Dicke model: entanglement as a finite size effect

TL;DR

This paper investigates how entanglement in the ground state of the Dicke model varies with system size, revealing finite-size effects that are missed by mean-field theory and are significant near the quantum phase transition.

Contribution

It demonstrates that finite systems exhibit bipartite entanglement in the ground state, which diminishes as system size increases, highlighting a non-perturbative effect overlooked by mean-field approximations.

Findings

Entanglement exists only in a narrow regime around the threshold coupling.

The size of the entangled regime scales inversely with the number of spins.

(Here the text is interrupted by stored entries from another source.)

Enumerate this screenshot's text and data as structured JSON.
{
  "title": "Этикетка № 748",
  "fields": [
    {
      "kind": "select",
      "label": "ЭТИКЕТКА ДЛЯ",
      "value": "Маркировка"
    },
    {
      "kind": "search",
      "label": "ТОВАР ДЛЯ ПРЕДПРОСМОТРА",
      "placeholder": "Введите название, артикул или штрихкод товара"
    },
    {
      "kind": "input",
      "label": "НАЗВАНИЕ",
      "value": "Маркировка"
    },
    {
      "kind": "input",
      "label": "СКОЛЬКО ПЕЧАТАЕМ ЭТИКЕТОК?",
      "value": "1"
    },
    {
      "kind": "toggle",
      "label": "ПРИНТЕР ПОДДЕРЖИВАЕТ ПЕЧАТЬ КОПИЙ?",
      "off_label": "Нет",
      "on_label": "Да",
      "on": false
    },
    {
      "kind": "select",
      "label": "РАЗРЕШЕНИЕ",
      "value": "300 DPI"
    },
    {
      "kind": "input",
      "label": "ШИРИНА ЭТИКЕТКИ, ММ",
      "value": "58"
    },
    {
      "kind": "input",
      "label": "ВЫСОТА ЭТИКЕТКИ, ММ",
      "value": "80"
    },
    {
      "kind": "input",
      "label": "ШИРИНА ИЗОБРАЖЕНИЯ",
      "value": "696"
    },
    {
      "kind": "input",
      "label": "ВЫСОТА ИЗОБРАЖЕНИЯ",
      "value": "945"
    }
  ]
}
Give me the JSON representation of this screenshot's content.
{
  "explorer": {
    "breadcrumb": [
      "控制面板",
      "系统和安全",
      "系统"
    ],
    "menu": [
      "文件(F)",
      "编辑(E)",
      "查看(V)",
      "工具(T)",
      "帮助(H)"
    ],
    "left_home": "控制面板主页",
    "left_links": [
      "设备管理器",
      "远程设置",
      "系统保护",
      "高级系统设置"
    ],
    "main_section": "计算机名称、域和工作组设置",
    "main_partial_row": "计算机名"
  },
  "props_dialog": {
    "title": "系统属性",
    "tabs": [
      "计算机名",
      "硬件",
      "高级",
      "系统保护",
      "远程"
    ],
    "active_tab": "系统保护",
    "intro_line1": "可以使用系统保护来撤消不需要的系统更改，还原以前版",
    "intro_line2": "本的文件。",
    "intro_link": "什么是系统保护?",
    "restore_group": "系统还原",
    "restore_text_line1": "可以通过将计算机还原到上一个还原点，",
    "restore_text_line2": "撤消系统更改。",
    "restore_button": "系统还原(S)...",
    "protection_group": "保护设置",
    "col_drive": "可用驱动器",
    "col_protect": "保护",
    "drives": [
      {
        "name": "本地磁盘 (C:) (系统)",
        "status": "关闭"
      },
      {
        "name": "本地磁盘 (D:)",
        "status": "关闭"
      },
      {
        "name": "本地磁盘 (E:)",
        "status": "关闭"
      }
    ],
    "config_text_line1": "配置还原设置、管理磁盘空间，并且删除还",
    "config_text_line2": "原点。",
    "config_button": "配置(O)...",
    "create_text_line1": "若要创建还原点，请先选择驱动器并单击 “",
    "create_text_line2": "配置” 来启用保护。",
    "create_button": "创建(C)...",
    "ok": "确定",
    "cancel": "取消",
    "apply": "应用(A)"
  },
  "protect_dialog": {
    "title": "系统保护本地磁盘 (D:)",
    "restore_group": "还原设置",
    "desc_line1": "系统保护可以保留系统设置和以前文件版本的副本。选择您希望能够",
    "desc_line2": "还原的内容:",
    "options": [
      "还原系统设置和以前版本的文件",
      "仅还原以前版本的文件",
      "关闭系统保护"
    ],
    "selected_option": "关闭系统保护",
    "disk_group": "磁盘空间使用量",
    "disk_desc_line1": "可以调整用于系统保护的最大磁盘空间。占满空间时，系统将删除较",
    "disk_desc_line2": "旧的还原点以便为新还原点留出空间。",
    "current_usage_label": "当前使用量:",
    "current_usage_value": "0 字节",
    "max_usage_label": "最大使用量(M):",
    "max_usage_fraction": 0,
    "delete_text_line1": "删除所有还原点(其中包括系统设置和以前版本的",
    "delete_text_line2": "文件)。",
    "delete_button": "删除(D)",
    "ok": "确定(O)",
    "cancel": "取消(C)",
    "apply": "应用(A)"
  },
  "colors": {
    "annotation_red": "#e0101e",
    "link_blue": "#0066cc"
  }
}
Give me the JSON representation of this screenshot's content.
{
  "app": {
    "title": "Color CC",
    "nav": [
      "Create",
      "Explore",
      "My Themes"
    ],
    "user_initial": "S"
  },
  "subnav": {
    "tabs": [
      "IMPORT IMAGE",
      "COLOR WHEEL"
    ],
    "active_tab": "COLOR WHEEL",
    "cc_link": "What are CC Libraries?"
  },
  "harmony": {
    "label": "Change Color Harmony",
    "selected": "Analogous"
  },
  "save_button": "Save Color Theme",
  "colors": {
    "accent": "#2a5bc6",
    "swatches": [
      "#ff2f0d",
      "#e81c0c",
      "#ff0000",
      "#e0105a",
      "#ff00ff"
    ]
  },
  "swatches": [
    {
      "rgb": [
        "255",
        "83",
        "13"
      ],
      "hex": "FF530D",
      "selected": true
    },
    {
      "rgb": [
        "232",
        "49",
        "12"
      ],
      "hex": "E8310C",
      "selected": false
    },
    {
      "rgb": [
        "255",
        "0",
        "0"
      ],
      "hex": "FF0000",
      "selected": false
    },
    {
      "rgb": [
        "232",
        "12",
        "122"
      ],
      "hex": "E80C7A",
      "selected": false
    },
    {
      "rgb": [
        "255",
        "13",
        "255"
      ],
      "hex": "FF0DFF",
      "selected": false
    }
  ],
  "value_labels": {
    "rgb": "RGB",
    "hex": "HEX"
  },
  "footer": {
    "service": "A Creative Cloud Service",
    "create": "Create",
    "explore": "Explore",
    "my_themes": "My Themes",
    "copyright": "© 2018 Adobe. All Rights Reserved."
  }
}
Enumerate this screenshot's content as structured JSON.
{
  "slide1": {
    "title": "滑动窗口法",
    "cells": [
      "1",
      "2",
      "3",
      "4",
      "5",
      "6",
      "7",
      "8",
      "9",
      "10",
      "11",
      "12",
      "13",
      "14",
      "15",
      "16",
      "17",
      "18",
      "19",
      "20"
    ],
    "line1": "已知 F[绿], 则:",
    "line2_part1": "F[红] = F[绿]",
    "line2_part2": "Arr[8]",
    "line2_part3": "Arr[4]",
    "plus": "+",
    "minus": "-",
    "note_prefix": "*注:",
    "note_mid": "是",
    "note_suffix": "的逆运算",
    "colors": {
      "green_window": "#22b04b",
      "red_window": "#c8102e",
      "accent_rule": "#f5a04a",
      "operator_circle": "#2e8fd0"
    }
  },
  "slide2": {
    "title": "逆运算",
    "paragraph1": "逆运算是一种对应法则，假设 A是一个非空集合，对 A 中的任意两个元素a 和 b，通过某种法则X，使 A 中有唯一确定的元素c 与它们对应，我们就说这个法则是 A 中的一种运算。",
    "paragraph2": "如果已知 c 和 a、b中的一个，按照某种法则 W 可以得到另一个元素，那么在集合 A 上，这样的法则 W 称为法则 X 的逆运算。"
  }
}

Entanglement disappears in the infinite system limit.

Abstract

We analyze Dicke model at zero temperature by matrix diagonalization to determine the entanglement in the ground state. In the infinite system limit the mean field approximation predicts a quantum phase transition from a non-interacting state to a Bose-Einstein condensate at a threshold coupling. We show that in a finite system the spin part of the ground state is a bipartite entangled state, which can be tested by probing two parts of the spin system separately, but only in a narrow regime around the threshold coupling. Around the resonance, the size of this regime is inversely proportional to the number of spins and shrinks down to zero for infinite systems. This spin entanglement is a non-perturbative effect and is also missed by the mean-field approximation.